The next moment a rich harsh voice rang out in a very strong and - for once - ugly Scottish accent:
'Lachlan Stuart, you have no right to bring your wicked flummery into the House of God. You are making a mockery of Christian burial.'
The sheep-like faces of the congregation, continued to stare in their direction. Striding down the aisle towards them was a truly enormous man, his long black cassock flapping behind him. Over it, the white surplice hardly seemed to come half way down. Thick black eyebrows, in contrast to the shock of white hair above, dominated the face above the surplice. The man must be at least six and a half feet tall, thought Jemima. And he was gazing at Captain Lachlan with blazing fury. Jemima herself got a scathing look. Of all the absurd things, she was suddenly embarrassed to find herself wearing trousers in church.
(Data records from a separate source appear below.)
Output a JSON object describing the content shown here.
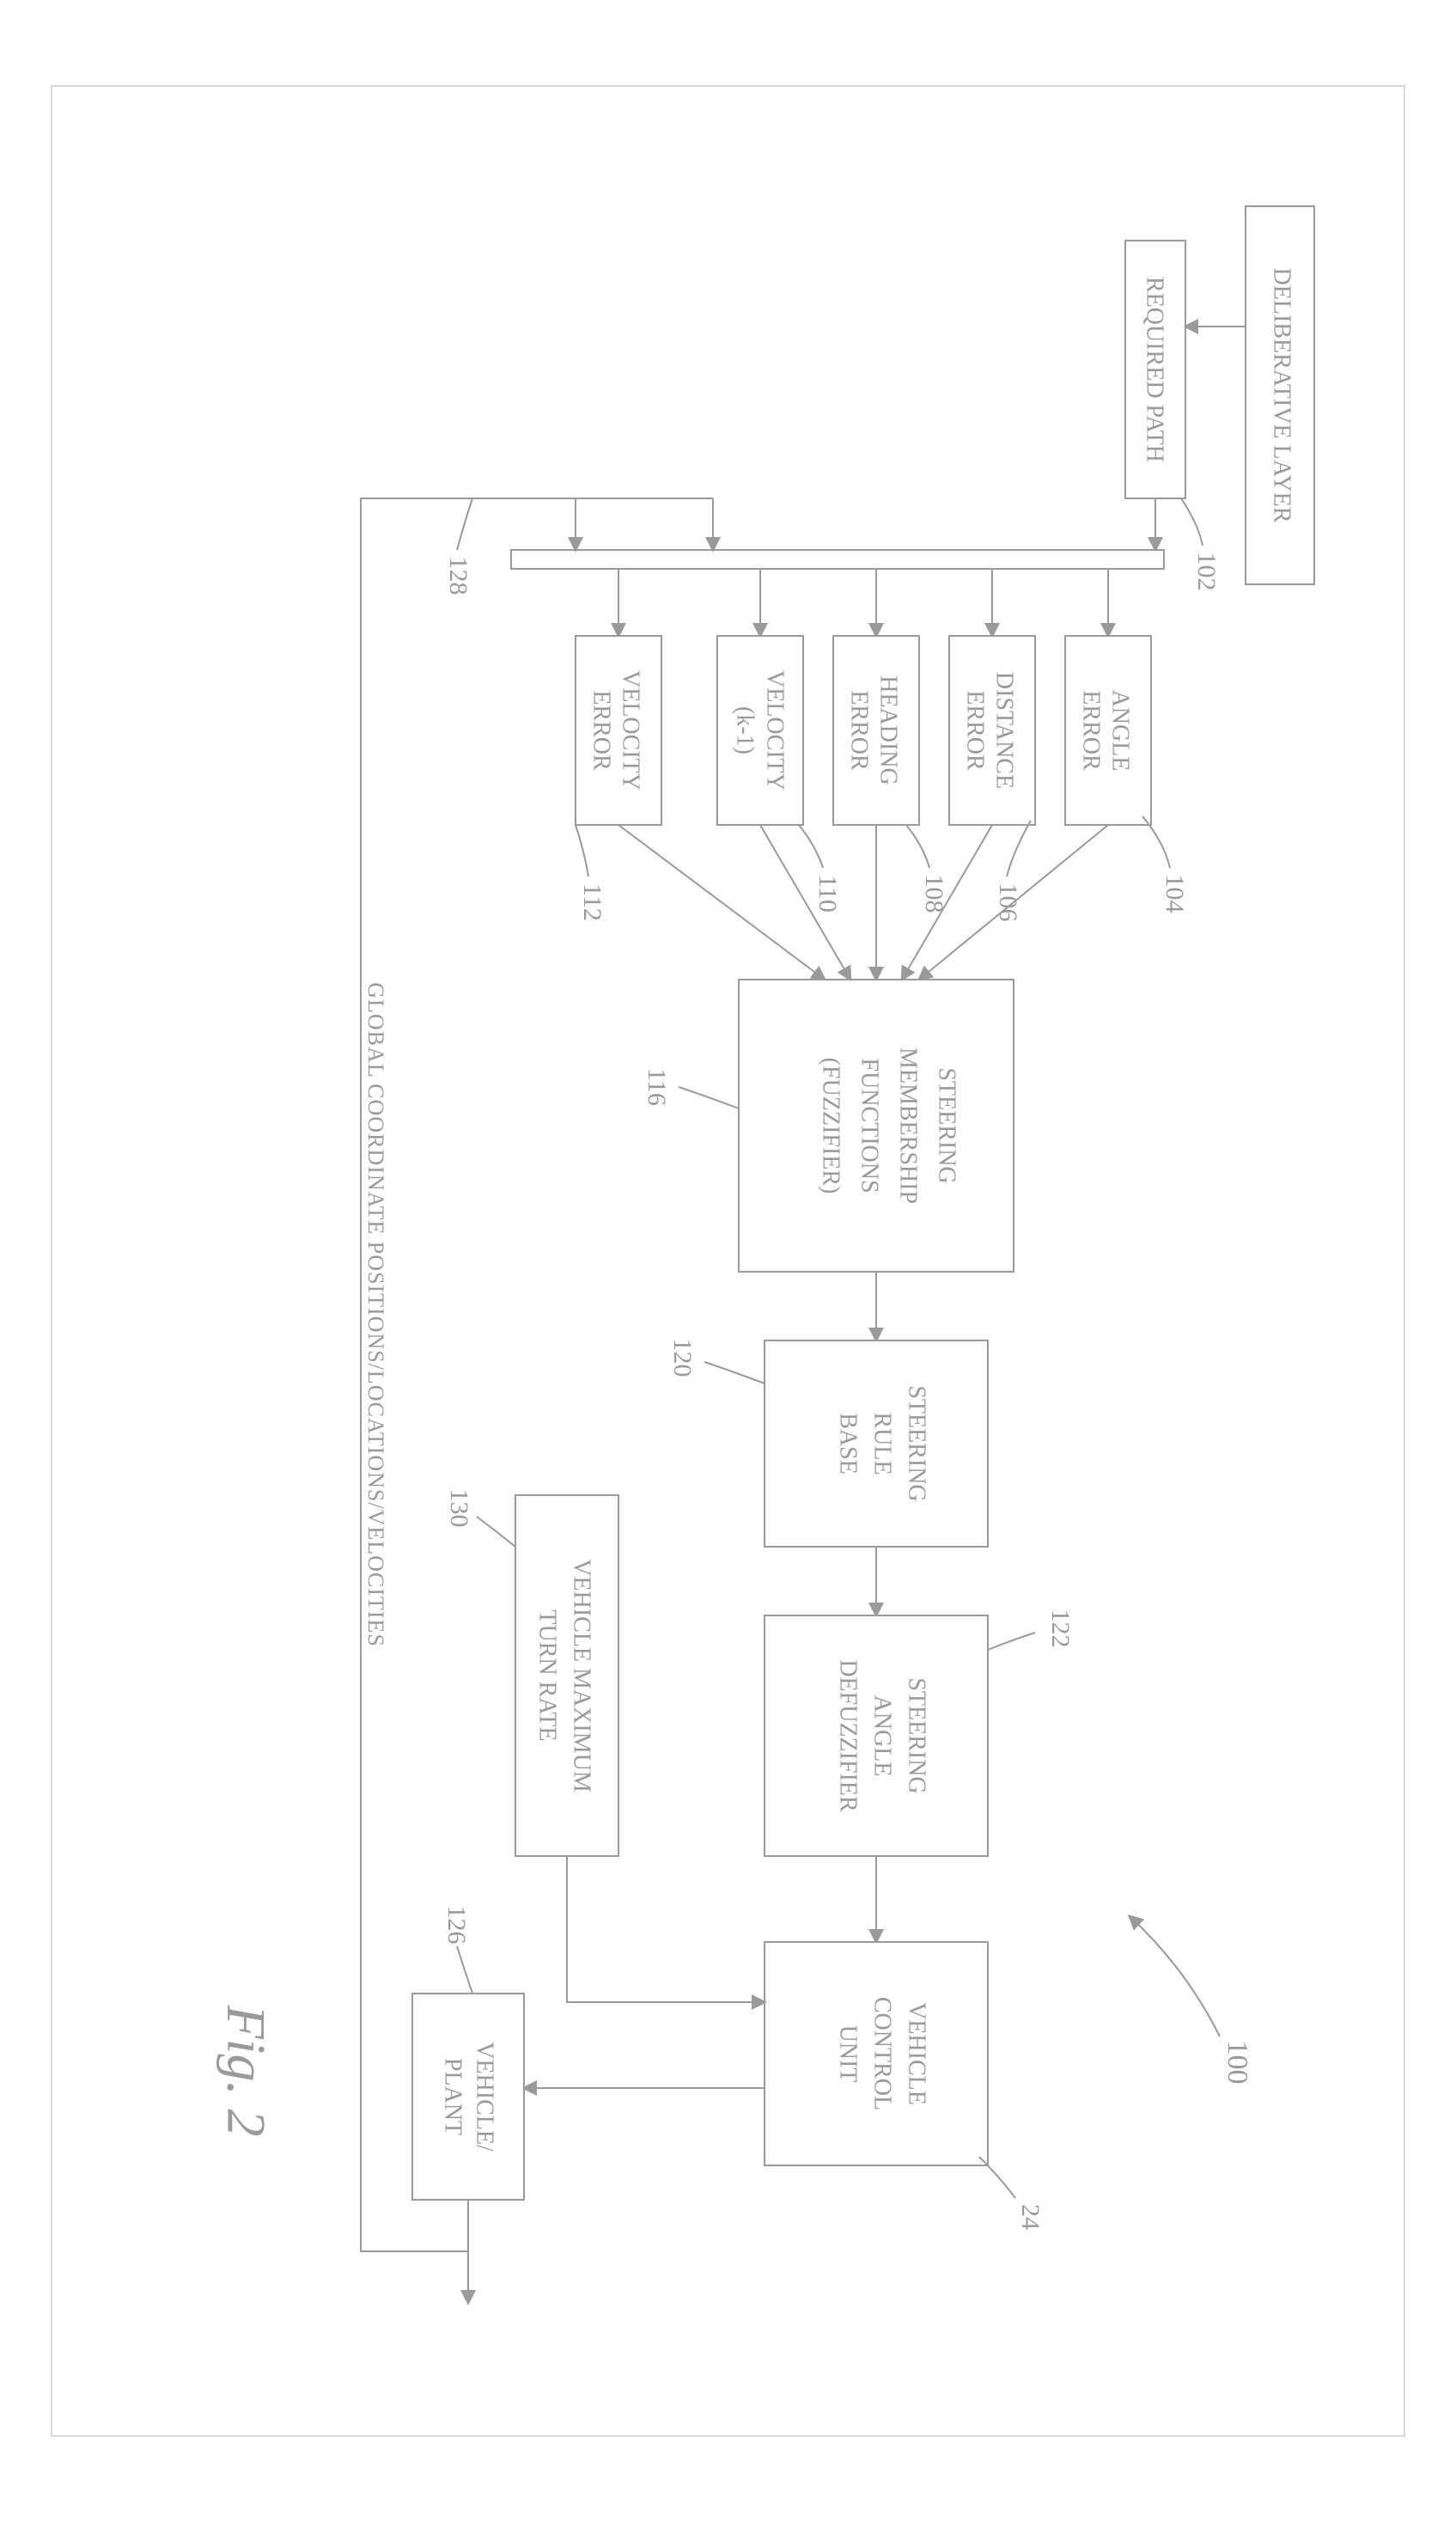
{
  "figure": {
    "caption": "Fig. 2",
    "system_ref": "100",
    "feedback_label": "GLOBAL COORDINATE POSITIONS/LOCATIONS/VELOCITIES",
    "colors": {
      "stroke": "#9a9a9a",
      "text": "#9a9a9a",
      "bg": "#ffffff"
    },
    "font": {
      "block_size": 28,
      "small_block_size": 24,
      "ref_size": 30,
      "caption_size": 56,
      "family": "Times New Roman"
    },
    "blocks": {
      "deliberative": {
        "label": "DELIBERATIVE LAYER"
      },
      "required_path": {
        "label": "REQUIRED PATH",
        "ref": "102"
      },
      "angle_error": {
        "label": "ANGLE ERROR",
        "ref": "104"
      },
      "distance_error": {
        "label": "DISTANCE ERROR",
        "ref": "106"
      },
      "heading_error": {
        "label": "HEADING ERROR",
        "ref": "108"
      },
      "velocity_k1": {
        "label1": "VELOCITY",
        "label2": "(k-1)",
        "ref": "110"
      },
      "velocity_error": {
        "label": "VELOCITY ERROR",
        "ref": "112"
      },
      "fuzzifier": {
        "l1": "STEERING",
        "l2": "MEMBERSHIP",
        "l3": "FUNCTIONS",
        "l4": "(FUZZIFIER)",
        "ref": "116"
      },
      "rule_base": {
        "l1": "STEERING",
        "l2": "RULE",
        "l3": "BASE",
        "ref": "120"
      },
      "defuzz": {
        "l1": "STEERING",
        "l2": "ANGLE",
        "l3": "DEFUZZIFIER",
        "ref": "122"
      },
      "vcu": {
        "l1": "VEHICLE",
        "l2": "CONTROL",
        "l3": "UNIT",
        "ref": "24"
      },
      "turn_rate": {
        "l1": "VEHICLE MAXIMUM",
        "l2": "TURN RATE",
        "ref": "130"
      },
      "plant": {
        "l1": "VEHICLE/",
        "l2": "PLANT",
        "ref": "126"
      },
      "feedback_ref": "128"
    }
  }
}
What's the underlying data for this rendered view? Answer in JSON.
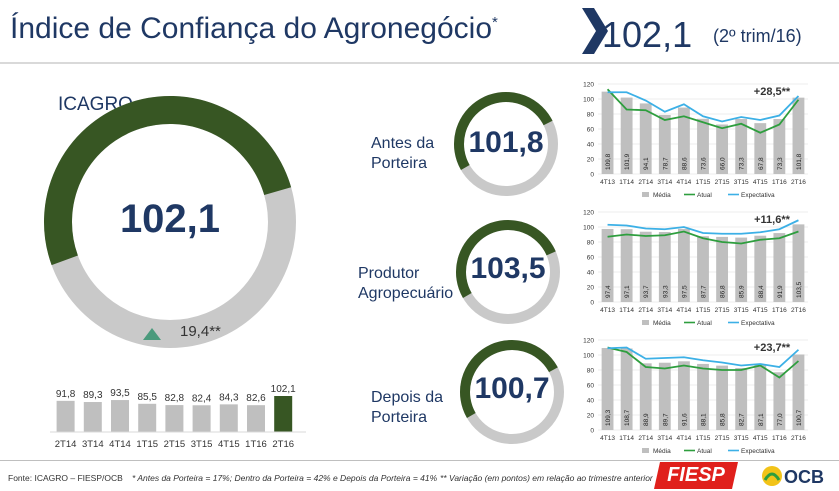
{
  "header": {
    "title": "Índice de Confiança do Agronegócio",
    "title_mark": "*",
    "value": "102,1",
    "period": "(2º trim/16)"
  },
  "main": {
    "label": "ICAGRO",
    "value": "102,1",
    "variation": "19,4",
    "variation_mark": "**",
    "gauge_fraction": 0.511
  },
  "segments": [
    {
      "label_lines": [
        "Antes da",
        "Porteira"
      ],
      "value": "101,8",
      "gauge_fraction": 0.509
    },
    {
      "label_lines": [
        "Produtor",
        "Agropecuário"
      ],
      "value": "103,5",
      "gauge_fraction": 0.518
    },
    {
      "label_lines": [
        "Depois da",
        "Porteira"
      ],
      "value": "100,7",
      "gauge_fraction": 0.504
    }
  ],
  "footer": {
    "source": "Fonte: ICAGRO – FIESP/OCB",
    "weights": "* Antes da Porteira = 17%; Dentro da Porteira = 42% e Depois da Porteira = 41%",
    "variation_note": "** Variação (em pontos) em relação ao trimestre anterior",
    "fiesp_logo": "FIESP",
    "ocb_logo": "OCB"
  },
  "colors": {
    "dark_green": "#375623",
    "gauge_gray": "#c9c9c9",
    "bar_gray": "#bfbfbf",
    "navy": "#1f3864",
    "line_green": "#2e9e3e",
    "line_blue": "#3cb0e6",
    "fiesp_red": "#e0201c",
    "triangle": "#4a9a7c"
  },
  "chart_data": [
    {
      "id": "icagro-history",
      "type": "bar",
      "categories": [
        "2T14",
        "3T14",
        "4T14",
        "1T15",
        "2T15",
        "3T15",
        "4T15",
        "1T16",
        "2T16"
      ],
      "values": [
        91.8,
        89.3,
        93.5,
        85.5,
        82.8,
        82.4,
        84.3,
        82.6,
        102.1
      ],
      "labels": [
        "91,8",
        "89,3",
        "93,5",
        "85,5",
        "82,8",
        "82,4",
        "84,3",
        "82,6",
        "102,1"
      ],
      "highlight_last": true
    },
    {
      "id": "antes-da-porteira",
      "type": "bar+line",
      "categories": [
        "4T13",
        "1T14",
        "2T14",
        "3T14",
        "4T14",
        "1T15",
        "2T15",
        "3T15",
        "4T15",
        "1T16",
        "2T16"
      ],
      "values": [
        109.8,
        101.9,
        94.1,
        78.7,
        88.6,
        73.6,
        66.0,
        73.3,
        67.8,
        73.3,
        101.8
      ],
      "labels": [
        "109,8",
        "101,9",
        "94,1",
        "78,7",
        "88,6",
        "73,6",
        "66,0",
        "73,3",
        "67,8",
        "73,3",
        "101,8"
      ],
      "series": [
        {
          "name": "Atual",
          "values": [
            113,
            86,
            85,
            72,
            77,
            69,
            61,
            67,
            55,
            66,
            99
          ]
        },
        {
          "name": "Expectativa",
          "values": [
            109,
            109,
            98,
            83,
            93,
            77,
            70,
            76,
            72,
            78,
            104
          ]
        }
      ],
      "legend": [
        "Média",
        "Atual",
        "Expectativa"
      ],
      "annotation": "+28,5**",
      "ylim": [
        0,
        120
      ],
      "yticks": [
        0,
        20,
        40,
        60,
        80,
        100,
        120
      ]
    },
    {
      "id": "produtor-agropecuario",
      "type": "bar+line",
      "categories": [
        "4T13",
        "1T14",
        "2T14",
        "3T14",
        "4T14",
        "1T15",
        "2T15",
        "3T15",
        "4T15",
        "1T16",
        "2T16"
      ],
      "values": [
        97.4,
        97.1,
        93.7,
        93.3,
        97.5,
        87.7,
        86.8,
        85.9,
        88.4,
        91.9,
        103.5
      ],
      "labels": [
        "97,4",
        "97,1",
        "93,7",
        "93,3",
        "97,5",
        "87,7",
        "86,8",
        "85,9",
        "88,4",
        "91,9",
        "103,5"
      ],
      "series": [
        {
          "name": "Atual",
          "values": [
            87,
            90,
            88,
            89,
            94,
            85,
            80,
            78,
            83,
            85,
            94
          ]
        },
        {
          "name": "Expectativa",
          "values": [
            103,
            102,
            98,
            97,
            100,
            92,
            91,
            91,
            93,
            97,
            109
          ]
        }
      ],
      "legend": [
        "Média",
        "Atual",
        "Expectativa"
      ],
      "annotation": "+11,6**",
      "ylim": [
        0,
        120
      ],
      "yticks": [
        0,
        20,
        40,
        60,
        80,
        100,
        120
      ]
    },
    {
      "id": "depois-da-porteira",
      "type": "bar+line",
      "categories": [
        "4T13",
        "1T14",
        "2T14",
        "3T14",
        "4T14",
        "1T15",
        "2T15",
        "3T15",
        "4T15",
        "1T16",
        "2T16"
      ],
      "values": [
        109.3,
        108.7,
        88.9,
        89.7,
        91.6,
        88.1,
        85.8,
        82.7,
        87.1,
        77.0,
        100.7
      ],
      "labels": [
        "109,3",
        "108,7",
        "88,9",
        "89,7",
        "91,6",
        "88,1",
        "85,8",
        "82,7",
        "87,1",
        "77,0",
        "100,7"
      ],
      "series": [
        {
          "name": "Atual",
          "values": [
            110,
            104,
            84,
            82,
            86,
            82,
            80,
            80,
            86,
            70,
            92
          ]
        },
        {
          "name": "Expectativa",
          "values": [
            109,
            110,
            95,
            96,
            97,
            93,
            90,
            86,
            88,
            84,
            107
          ]
        }
      ],
      "legend": [
        "Média",
        "Atual",
        "Expectativa"
      ],
      "annotation": "+23,7**",
      "ylim": [
        0,
        120
      ],
      "yticks": [
        0,
        20,
        40,
        60,
        80,
        100,
        120
      ]
    }
  ]
}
'And, wummun, whomsoever you may be, will you not cover your head decently in the House of God ? And in the presence of the dead.'
It was then that Jemima became aware of the coffin, draped in black velvet, behind the priest. An enormous wreath of red roses was centred on top of the black velvet. There was a surround of some kind of tartan, and tartan flags were hanging from poles at each corner of the coffin. Her eyes travelled to the altar. Once again red roses - that most unlikely accompaniment to a funeral—were here placed, defiantly as it were, in vast vases.
Jemima felt in her handbag. It was no time to be arguing about the relaxation of the Church's rules concerning head-covering. Which as far as she knew had occurred many years back in the rest of the world, but news of which had evidently not penetrated Glen Bronnack. A chiffon scarf, Hanae Mori, printed with a design of hearts, emerged and fluttered nervously in her fingers as she tried to tie it rapidly over her hair. Its pale pretty colours must make her, she thought, look even more unsuitable among the sea of black hats and veils which stretched before her.
Captain Lachlan himself was in no way discomposed by the priest's anger.
'Father Flanagan, you may now-proceed with the funeral of his late Majesty,' was all he said, with a calm Jemima envied.